His assumption that the film is not a true reflection of the West must also be dismissed. First, it’s a bit ridiculous to assume that there’s a force field across the American West that sucks gayness out of anyone who crosses it. But mainly – even due to some statistical impossibility – he is right, then what is the point of saying that all films should be a true depiction of real life? Elliott has amassed more than 100 acting credits in his 55-year career, and it’s no exaggeration to say that some of them were full-fledged cobblers.
Take the 1972 film Frogs, which culminates in a scene in which hundreds of frogs stare at a man while he has a heart attack. Or “The Man Who Killed Hitler and Then the Big Foot” in 2018, where he plays a man who must stop a deadly global virus by literally killing Sasquatch. Or the animated film Rock Dog, where he plays a wise old yak named Fleetwood Yak.

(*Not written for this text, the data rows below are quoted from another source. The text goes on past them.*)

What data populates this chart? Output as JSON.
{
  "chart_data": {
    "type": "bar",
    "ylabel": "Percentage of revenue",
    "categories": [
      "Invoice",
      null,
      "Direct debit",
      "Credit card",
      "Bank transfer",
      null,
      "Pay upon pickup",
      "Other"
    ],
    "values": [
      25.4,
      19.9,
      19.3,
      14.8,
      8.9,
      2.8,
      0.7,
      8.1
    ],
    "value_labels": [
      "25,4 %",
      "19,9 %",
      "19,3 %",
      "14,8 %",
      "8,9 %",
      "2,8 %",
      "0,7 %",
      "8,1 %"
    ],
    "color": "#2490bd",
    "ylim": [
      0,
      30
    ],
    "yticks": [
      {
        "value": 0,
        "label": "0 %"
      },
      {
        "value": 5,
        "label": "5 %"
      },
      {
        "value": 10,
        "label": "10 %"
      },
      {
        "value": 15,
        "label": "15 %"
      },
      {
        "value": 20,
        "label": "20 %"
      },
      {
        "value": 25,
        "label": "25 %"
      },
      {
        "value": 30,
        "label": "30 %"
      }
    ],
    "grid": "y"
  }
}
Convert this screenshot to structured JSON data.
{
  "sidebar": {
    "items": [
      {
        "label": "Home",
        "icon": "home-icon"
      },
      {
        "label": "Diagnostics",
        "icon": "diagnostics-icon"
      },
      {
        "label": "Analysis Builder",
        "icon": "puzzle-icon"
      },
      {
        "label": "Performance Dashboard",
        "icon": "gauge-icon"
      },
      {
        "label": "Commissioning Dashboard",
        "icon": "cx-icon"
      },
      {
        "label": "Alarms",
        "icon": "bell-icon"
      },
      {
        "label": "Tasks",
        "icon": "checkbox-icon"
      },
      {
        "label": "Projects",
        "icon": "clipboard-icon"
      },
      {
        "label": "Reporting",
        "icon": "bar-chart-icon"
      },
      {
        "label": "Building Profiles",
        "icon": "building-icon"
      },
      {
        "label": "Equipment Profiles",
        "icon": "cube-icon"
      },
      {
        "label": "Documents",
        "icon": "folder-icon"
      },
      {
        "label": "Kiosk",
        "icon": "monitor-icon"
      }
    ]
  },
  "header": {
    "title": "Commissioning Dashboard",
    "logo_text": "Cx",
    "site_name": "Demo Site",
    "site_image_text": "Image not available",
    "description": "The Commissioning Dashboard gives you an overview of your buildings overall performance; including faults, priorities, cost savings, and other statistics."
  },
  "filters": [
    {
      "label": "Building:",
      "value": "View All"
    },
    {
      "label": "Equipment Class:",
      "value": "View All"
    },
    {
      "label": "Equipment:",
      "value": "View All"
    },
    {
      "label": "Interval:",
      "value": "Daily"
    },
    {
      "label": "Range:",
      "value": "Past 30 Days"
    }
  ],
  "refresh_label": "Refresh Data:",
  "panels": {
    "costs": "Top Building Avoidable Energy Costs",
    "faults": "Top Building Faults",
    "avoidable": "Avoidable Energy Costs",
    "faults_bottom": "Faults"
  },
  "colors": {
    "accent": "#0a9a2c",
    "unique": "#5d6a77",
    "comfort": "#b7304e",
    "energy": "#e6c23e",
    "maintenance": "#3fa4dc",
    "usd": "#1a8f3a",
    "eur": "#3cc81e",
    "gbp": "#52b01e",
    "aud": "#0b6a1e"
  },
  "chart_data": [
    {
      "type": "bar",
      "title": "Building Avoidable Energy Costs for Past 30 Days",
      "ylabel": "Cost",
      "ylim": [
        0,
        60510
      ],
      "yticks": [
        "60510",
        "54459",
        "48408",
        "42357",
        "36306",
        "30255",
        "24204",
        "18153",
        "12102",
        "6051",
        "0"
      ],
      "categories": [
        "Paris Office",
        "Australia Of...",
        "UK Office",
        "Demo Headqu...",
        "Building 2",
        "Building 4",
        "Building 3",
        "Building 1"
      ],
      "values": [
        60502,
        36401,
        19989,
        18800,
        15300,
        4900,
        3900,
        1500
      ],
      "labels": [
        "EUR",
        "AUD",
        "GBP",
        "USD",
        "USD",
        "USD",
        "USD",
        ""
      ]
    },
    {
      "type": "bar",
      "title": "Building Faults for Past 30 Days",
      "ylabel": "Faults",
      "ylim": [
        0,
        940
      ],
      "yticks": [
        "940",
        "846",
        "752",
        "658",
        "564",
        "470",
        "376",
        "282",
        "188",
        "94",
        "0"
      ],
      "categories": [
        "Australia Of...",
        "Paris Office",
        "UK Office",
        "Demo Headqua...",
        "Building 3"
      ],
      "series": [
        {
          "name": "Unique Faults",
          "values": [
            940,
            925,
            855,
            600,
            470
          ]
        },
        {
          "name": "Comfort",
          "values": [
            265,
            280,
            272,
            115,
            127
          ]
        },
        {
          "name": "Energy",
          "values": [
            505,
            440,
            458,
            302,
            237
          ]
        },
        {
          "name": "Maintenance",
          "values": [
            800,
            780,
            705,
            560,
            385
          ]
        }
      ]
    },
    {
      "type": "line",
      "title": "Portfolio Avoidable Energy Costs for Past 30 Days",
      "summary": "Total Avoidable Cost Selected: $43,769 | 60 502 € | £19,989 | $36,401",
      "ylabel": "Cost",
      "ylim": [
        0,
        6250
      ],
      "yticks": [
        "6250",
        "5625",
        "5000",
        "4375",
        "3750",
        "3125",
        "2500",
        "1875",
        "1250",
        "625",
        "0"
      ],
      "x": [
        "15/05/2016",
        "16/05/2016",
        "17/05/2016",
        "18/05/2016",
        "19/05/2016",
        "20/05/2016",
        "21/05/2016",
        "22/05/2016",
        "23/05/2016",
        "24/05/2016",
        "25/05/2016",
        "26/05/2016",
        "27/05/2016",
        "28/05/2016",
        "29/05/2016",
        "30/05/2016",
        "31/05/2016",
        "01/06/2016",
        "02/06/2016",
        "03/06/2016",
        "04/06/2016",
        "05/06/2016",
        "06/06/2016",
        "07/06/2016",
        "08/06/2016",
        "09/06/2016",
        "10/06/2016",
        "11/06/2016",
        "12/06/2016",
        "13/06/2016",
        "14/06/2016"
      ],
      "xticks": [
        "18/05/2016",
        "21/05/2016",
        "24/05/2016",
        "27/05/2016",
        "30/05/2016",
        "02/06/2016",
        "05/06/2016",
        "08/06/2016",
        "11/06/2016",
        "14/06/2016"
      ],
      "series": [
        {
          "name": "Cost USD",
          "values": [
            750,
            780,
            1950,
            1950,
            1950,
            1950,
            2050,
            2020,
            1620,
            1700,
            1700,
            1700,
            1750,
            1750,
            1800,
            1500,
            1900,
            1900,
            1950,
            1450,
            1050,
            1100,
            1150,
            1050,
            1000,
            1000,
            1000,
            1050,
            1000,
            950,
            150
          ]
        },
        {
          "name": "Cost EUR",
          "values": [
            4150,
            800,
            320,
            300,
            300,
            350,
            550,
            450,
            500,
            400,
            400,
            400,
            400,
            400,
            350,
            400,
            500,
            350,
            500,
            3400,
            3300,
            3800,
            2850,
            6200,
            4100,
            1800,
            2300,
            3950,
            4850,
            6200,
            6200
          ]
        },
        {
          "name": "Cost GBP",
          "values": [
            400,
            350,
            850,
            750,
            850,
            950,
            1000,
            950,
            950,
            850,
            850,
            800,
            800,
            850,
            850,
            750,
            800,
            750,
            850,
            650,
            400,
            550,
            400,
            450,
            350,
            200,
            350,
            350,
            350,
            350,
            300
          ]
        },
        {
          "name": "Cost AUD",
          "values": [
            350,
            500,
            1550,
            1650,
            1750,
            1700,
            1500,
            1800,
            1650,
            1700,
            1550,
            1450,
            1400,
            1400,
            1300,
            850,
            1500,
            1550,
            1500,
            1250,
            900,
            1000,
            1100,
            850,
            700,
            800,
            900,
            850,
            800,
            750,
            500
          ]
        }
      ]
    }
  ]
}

However, my favorite of Elliott’s complaints is that Jane Champion had the audacity to shoot a western in New Zealand. Imagine how furious he will be when he hears about Sergio Leone or one of the other western spaghetti directors. Imagine how angry he will be when he finds out that they have made the latest Batman movie in Scotland. Imagine the fury when he realizes that Robert Downey Jr. didn’t actually go into space in those Avengers movies. Indeed, all this recent WTF incident shows that we need to feel bad about Elliott. He is the only living movie star who doesn’t seem to know how movies work.